Loi relative à la confidentialité des consultations des juristes d’entreprise

A été publiée la loi n° 2026-122 du 23 février 2026 relative à la confidentialité des consultations des juristes d’entreprise (NOR : JUSX2412298L), que voici :

 

Est inséré un article 58-1 à la loi n° 71-1130 du 31 décembre 1971 qui organise la confidentialité des « consultations juridiques rédigées par un juriste d’entreprise ou, à sa demande et sous son contrôle, par un membre de son équipe placé sous son autorité » si les conditions suivantes sont réunies :

  • un diplôme de master en droit ou d’un diplôme équivalent français ou étranger…
    Mais la loi prévoit aussi que :

    • « Les personnes qui sont titulaires d’une maîtrise en droit, les étudiants qui ont validé la première année d’une formation de deuxième cycle conduisant au diplôme national de master en droit ou les détenteurs de l’un des titres ou diplômes reconnus comme équivalents par arrêté conjoint du ministre de la justice et du ministre chargé des universités qui justifient, à la date d’entrée en vigueur de la présente loi, d’au moins huit ans de pratique professionnelle au sein du service juridique d’une ou de plusieurs entreprises ou administrations publiques sont considérés, pour l’application de l’article 58-1 de la loi n° 71-1130 du 31 décembre 1971 portant réforme de certaines professions judiciaires et juridiques, comme titulaires d’un master en droit. »
  • une formation aux règles éthiques, établies par un référentiel défini par arrêté interministériel (frais de formation à la charge de l’employeur) ;
  • une consultation destinée exclusivement :
    • « a) Au représentant légal, à son délégataire ou à tout autre organe de direction, d’administration ou de surveillance de l’entreprise qui emploie le juriste d’entreprise ;
      « b) A toute entité rendant des avis aux organes de direction, d’administration ou de surveillance de l’entreprise qui emploie le juriste d’entreprise ;
      « c) Aux organes de direction, d’administration ou de surveillance de l’entreprise qui, le cas échéant, contrôle, au sens de l’article L. 233-3 du code de commerce, l’entreprise qui emploie le juriste d’entreprise ;
      « d) Aux organes de direction, d’administration ou de surveillance des filiales contrôlées, au sens du même article L. 233-3, par l’entreprise qui emploie le juriste d’entreprise ;»
  • Une consultation consistant en une prestation intellectuelle personnalisée tendant à la fourniture d’un avis ou d’un conseil fondé sur l’application d’une règle de droit ;
  • avec la mention “confidentiel – consultation juridique – juriste d’entreprise” combinée avec une identification du rédacteur et d’un classement particulier dans les dossiers de l’entreprise

 

Cela pourra couvrir les versions successives d’une même consultation juridique.

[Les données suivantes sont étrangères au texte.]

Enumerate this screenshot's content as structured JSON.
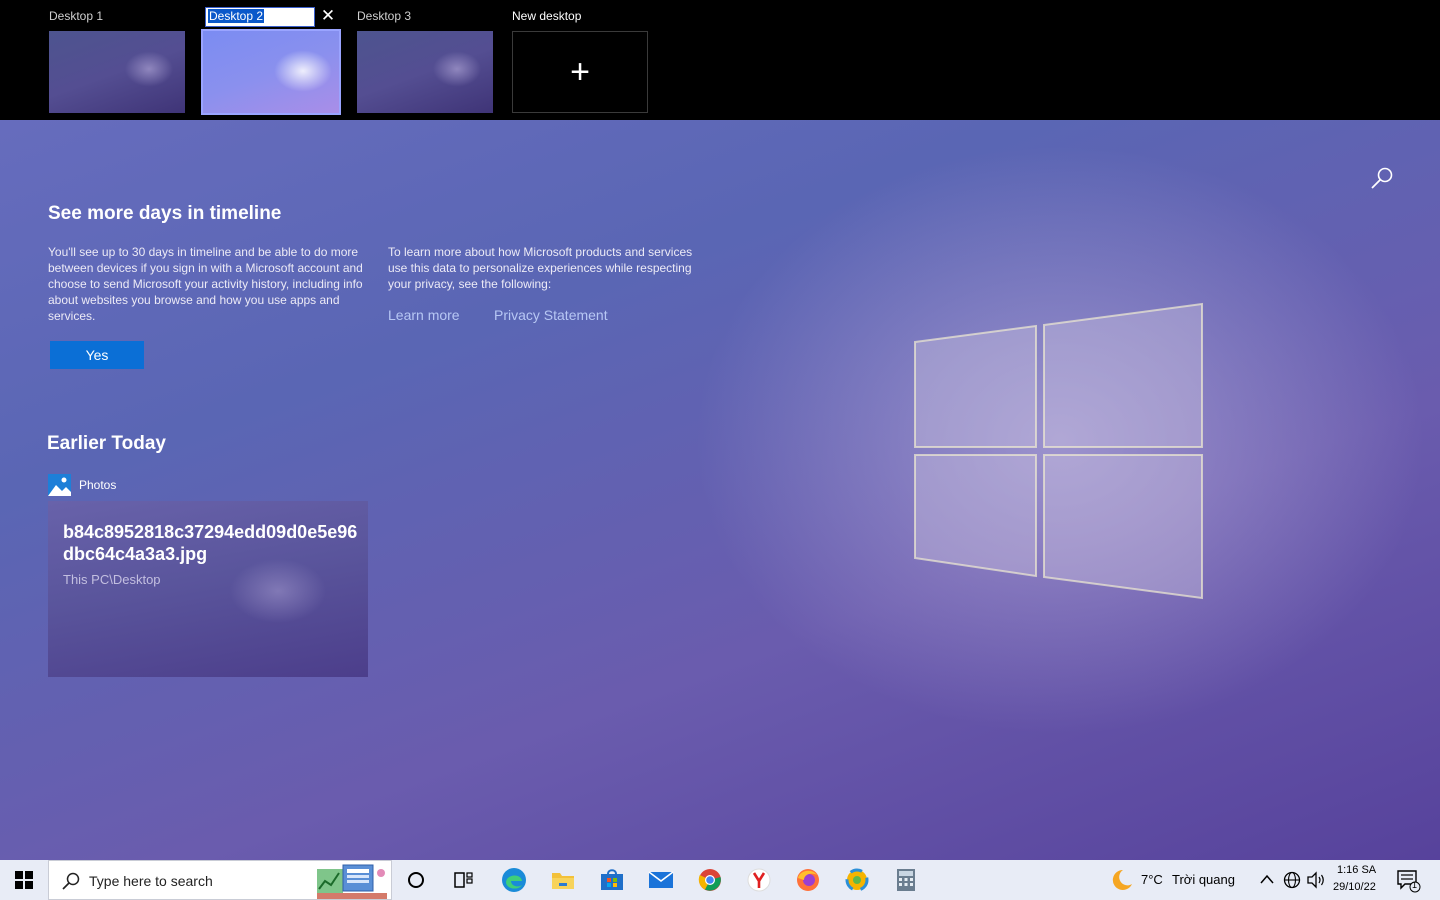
{
  "desktops": {
    "items": [
      {
        "label": "Desktop 1"
      },
      {
        "label": "Desktop 2"
      },
      {
        "label": "Desktop 3"
      }
    ],
    "new_desktop_label": "New desktop",
    "rename_value": "Desktop 2",
    "close_glyph": "✕",
    "plus_glyph": "+"
  },
  "timeline": {
    "title": "See more days in timeline",
    "left_text": "You'll see up to 30 days in timeline and be able to do more between devices if you sign in with a Microsoft account and choose to send Microsoft your activity history, including info about websites you browse and how you use apps and services.",
    "right_text": "To learn more about how Microsoft products and services use this data to personalize experiences while respecting your privacy, see the following:",
    "learn_more": "Learn more",
    "privacy": "Privacy Statement",
    "yes_label": "Yes"
  },
  "earlier": {
    "title": "Earlier Today",
    "app_name": "Photos",
    "file_name": "b84c8952818c37294edd09d0e5e96dbc64c4a3a3.jpg",
    "file_path": "This PC\\Desktop"
  },
  "taskbar": {
    "search_placeholder": "Type here to search",
    "icons": [
      "windows-start-icon",
      "cortana-icon",
      "task-view-icon",
      "edge-icon",
      "file-explorer-icon",
      "store-icon",
      "mail-icon",
      "chrome-icon",
      "yandex-icon",
      "firefox-icon",
      "photos-taskbar-icon",
      "calculator-icon"
    ],
    "weather_temp": "7°C",
    "weather_desc": "Trời quang",
    "time": "1:16 SA",
    "date": "29/10/22",
    "notification_count": "1"
  },
  "colors": {
    "accent": "#0b6fd6",
    "link": "#b7c7f4",
    "taskbar_bg": "#e8ecf6"
  }
}
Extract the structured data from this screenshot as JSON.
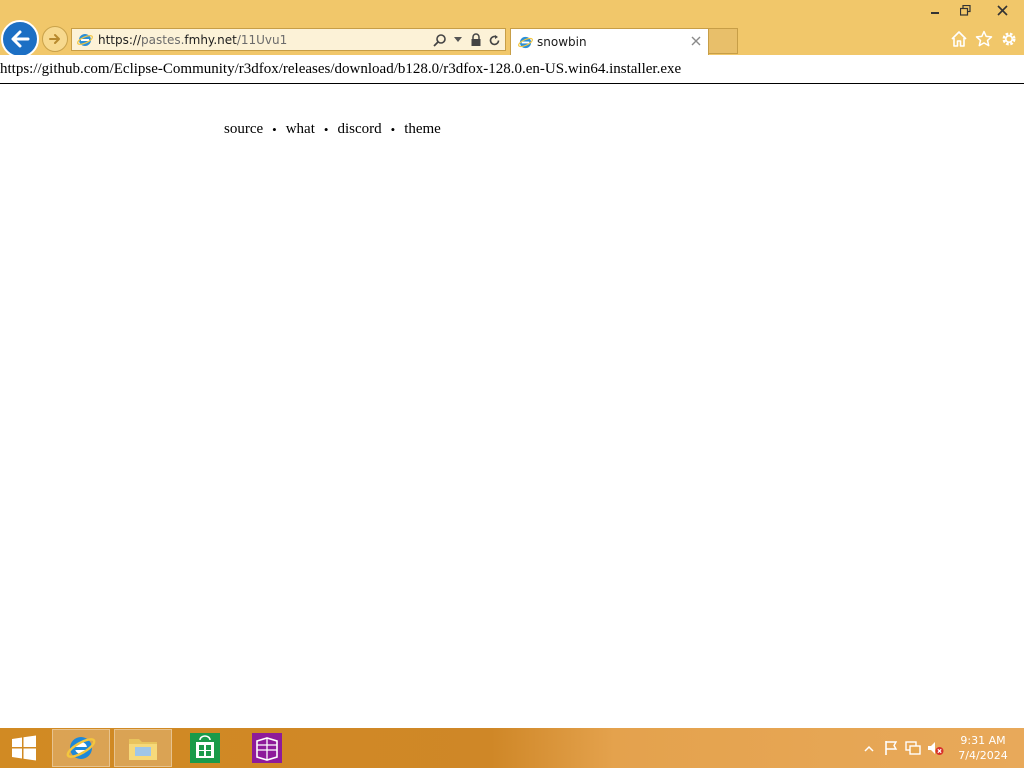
{
  "browser": {
    "address_url_prefix": "https://",
    "address_url_host_dim": "pastes.",
    "address_url_host": "fmhy.net",
    "address_url_path": "/11Uvu1",
    "tab_title": "snowbin",
    "accent_color": "#f1c76a"
  },
  "page": {
    "download_url": "https://github.com/Eclipse-Community/r3dfox/releases/download/b128.0/r3dfox-128.0.en-US.win64.installer.exe",
    "nav": {
      "source": "source",
      "what": "what",
      "discord": "discord",
      "theme": "theme",
      "separator": "•"
    }
  },
  "taskbar": {
    "clock_time": "9:31 AM",
    "clock_date": "7/4/2024",
    "pinned_apps": [
      "internet-explorer",
      "file-explorer",
      "windows-store",
      "onenote-app"
    ]
  },
  "icons": {
    "back": "back-arrow-icon",
    "forward": "forward-arrow-icon",
    "search": "search-icon",
    "lock": "lock-icon",
    "refresh": "refresh-icon",
    "home": "home-icon",
    "favorites": "star-icon",
    "tools": "gear-icon"
  }
}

Ces consultations ne peuvent « dans le cadre d’une procédure ou d’un litige en matière civile, commerciale ou administrative, faire l’objet d’une saisie ou d’une obligation de remise à un tiers, y compris à une autorité administrative française ou étrangère » à quelques exceptions près. Cette confidentialité n’est en revanche pas opposable dans le cadre d’une procédure pénale ou fiscale.

L’entreprise qui emploie le juriste d’entreprise peut lever la confidentialité des documents.

 

Lorsque, à l’occasion de l’exécution d’une mesure d’instruction ordonnée dans le cadre d’un litige civil ou commercial ou d’une opération de visite conduite dans le cadre d’une procédure administrative, « la confidentialité d’une consultation est alléguée, cette dernière ne peut être appréhendée que par un commissaire de justice désigné à cette fin par décision judiciaire ou mandaté par l’autorité administrative » selon des modalités assez précisément fixées par cette loi.